Greene held up the bottle. 'You okay yet?'
'I better not, Ray.' He screwed the cap back on. 'Do me a favour and call up Bob and Gail Chandler. We should go there now.' He nodded and left, closing the door behind him. Hazel looked at the phone and then took it off the hook. The more she tried to hold the thought in her head that there was a procedure to be followed, the more she felt that something uncontainable had happened to her town, something that would resist all protocols. She felt a presence behind her, breathing on her, casting its shadow.
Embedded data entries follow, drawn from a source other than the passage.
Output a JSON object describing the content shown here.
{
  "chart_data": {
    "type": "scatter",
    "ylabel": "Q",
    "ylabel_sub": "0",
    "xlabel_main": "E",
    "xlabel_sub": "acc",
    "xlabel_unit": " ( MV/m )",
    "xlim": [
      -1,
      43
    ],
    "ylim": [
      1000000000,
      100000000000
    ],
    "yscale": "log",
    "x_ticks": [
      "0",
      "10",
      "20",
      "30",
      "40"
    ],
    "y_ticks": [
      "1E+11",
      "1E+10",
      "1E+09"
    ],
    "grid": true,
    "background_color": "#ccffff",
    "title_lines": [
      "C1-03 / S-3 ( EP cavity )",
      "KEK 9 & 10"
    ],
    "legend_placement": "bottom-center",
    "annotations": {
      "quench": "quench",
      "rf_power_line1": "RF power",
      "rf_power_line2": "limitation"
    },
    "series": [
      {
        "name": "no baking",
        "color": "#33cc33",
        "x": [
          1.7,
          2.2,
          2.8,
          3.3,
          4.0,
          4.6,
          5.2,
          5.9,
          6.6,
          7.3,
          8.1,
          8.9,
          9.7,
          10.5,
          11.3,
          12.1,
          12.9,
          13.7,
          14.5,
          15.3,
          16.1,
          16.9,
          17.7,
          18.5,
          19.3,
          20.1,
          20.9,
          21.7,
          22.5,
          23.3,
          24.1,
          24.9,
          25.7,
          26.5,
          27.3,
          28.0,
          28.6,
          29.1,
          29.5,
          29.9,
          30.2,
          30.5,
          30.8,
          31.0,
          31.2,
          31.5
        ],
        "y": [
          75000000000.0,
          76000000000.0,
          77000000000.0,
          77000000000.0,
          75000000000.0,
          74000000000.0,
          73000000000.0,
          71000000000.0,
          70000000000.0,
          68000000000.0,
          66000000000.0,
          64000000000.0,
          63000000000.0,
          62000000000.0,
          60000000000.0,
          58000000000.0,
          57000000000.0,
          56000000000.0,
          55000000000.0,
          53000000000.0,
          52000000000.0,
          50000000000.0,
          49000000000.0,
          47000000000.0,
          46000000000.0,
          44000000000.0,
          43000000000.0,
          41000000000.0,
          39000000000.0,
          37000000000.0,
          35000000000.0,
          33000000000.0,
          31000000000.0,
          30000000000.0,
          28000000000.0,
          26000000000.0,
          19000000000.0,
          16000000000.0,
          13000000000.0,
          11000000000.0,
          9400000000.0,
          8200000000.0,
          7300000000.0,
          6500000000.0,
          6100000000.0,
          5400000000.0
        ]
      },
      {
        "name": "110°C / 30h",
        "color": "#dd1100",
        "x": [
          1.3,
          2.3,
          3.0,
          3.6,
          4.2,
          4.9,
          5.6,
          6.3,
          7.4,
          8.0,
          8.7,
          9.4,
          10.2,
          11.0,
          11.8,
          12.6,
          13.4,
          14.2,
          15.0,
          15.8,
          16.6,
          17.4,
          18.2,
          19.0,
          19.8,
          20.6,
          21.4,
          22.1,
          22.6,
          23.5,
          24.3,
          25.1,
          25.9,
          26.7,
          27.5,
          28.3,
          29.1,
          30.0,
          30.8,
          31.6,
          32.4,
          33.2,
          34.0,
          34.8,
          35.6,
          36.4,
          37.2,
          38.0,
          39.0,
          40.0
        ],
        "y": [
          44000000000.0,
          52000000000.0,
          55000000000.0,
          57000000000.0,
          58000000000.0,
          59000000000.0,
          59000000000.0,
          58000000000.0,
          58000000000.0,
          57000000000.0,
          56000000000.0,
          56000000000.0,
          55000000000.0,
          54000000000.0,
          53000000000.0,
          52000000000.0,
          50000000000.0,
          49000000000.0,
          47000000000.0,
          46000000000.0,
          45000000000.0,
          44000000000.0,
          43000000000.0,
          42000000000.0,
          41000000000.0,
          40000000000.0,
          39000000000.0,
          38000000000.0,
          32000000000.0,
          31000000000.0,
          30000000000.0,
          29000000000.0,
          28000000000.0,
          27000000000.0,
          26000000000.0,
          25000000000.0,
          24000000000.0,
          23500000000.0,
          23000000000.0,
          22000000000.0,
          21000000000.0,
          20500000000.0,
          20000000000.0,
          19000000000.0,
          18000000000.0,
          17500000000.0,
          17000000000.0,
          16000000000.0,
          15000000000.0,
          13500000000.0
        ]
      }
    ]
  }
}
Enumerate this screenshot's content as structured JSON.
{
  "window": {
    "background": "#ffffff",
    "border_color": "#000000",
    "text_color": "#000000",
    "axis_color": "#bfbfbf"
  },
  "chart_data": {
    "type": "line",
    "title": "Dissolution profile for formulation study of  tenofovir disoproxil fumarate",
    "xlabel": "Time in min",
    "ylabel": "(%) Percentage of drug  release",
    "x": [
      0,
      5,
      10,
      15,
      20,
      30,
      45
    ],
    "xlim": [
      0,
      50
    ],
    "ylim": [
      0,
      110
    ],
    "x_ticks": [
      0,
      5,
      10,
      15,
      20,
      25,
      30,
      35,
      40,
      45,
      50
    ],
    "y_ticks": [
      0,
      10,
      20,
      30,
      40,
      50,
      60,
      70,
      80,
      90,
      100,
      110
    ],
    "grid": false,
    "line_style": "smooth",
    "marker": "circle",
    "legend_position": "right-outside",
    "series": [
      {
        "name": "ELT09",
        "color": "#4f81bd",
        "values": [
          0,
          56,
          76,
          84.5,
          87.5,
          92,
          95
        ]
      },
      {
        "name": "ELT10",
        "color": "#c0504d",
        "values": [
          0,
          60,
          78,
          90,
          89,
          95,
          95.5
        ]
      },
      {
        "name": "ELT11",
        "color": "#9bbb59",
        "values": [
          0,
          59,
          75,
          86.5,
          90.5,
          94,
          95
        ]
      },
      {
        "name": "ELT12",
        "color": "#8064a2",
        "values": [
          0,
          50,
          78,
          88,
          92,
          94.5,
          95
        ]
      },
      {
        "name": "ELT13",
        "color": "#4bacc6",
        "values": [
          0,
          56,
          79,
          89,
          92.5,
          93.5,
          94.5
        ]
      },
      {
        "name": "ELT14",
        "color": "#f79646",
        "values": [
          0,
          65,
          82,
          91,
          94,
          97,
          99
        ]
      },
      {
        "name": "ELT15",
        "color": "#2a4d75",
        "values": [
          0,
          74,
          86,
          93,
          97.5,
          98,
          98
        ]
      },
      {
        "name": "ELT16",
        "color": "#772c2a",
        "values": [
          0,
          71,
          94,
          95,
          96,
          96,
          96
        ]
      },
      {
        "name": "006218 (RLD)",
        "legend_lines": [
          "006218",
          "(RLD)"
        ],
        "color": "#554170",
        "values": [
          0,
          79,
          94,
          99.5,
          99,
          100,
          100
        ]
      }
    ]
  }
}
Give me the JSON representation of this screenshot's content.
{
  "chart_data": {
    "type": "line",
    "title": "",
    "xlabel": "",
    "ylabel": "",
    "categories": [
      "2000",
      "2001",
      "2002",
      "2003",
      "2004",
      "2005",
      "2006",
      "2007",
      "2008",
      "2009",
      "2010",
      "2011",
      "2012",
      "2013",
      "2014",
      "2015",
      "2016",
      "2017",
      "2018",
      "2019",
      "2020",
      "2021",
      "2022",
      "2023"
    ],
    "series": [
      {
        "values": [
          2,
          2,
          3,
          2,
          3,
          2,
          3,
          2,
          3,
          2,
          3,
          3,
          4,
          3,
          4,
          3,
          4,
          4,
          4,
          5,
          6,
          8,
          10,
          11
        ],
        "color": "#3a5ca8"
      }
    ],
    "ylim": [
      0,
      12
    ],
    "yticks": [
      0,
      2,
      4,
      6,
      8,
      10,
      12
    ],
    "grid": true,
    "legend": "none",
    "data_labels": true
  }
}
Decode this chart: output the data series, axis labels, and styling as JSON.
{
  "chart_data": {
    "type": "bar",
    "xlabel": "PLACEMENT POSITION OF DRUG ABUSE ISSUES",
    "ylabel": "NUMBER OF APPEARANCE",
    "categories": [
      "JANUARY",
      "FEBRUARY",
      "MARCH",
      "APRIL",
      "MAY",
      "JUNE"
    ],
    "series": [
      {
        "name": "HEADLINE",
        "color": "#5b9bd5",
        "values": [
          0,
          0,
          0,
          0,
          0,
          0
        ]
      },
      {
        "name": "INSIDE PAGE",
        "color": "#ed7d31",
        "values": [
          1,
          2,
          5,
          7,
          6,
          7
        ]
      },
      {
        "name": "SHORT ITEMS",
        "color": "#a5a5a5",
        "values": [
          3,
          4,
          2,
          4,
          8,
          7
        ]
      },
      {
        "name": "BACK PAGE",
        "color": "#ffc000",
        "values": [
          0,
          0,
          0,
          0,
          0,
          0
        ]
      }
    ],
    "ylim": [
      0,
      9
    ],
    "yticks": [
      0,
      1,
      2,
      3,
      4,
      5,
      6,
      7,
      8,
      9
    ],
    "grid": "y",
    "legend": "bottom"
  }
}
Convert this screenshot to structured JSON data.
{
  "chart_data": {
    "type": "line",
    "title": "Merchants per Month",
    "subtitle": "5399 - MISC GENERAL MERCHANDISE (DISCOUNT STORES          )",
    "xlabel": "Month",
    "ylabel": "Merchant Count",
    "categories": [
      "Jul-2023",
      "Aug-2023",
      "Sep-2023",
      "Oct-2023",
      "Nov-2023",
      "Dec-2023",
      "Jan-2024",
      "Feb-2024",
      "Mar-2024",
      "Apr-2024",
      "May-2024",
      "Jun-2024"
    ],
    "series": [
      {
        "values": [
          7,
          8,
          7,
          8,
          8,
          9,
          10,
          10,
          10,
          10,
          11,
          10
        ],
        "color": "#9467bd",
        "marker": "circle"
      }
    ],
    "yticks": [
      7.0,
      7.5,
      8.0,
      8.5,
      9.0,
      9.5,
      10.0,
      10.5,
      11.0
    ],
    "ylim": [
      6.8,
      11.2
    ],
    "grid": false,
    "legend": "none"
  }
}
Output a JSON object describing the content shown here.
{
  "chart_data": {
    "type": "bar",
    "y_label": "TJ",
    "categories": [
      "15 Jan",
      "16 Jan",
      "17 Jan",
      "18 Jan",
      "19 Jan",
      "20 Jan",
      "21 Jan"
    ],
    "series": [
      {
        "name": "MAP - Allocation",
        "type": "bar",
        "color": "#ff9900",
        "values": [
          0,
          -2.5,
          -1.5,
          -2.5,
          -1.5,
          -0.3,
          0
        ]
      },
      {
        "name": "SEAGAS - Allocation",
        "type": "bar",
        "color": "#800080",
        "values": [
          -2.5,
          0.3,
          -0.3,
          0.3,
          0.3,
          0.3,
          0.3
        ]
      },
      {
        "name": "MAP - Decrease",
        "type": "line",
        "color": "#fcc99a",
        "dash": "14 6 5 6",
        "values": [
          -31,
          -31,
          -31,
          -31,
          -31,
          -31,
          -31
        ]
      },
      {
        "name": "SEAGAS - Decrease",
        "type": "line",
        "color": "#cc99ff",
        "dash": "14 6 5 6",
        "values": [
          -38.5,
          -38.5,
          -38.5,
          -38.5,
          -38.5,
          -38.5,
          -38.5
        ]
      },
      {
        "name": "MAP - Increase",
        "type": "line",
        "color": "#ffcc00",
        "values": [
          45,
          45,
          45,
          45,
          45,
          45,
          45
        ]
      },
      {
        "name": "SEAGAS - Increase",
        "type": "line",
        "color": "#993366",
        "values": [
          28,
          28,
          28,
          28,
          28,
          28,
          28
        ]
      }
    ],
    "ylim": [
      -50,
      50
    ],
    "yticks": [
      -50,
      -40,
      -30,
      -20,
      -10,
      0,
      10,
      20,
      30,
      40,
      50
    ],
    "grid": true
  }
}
Someone had come through town – without being seen, apparently – and carried off Delia Chandler. Who was this person? Why did he kill her the hard way, when it looked as if she'd already agreed to the easy way? Where were they going to begin?
Robert and Gail Chandler's house was out in Hoxley. The entire way Greene stared out the window at the fall scenery and the failing light, and that suited Hazel, lost in her own thoughts. Some of the horror of the morning would have had time to sink in for Bob Chandler; she dreaded what kind of state they'd find him in.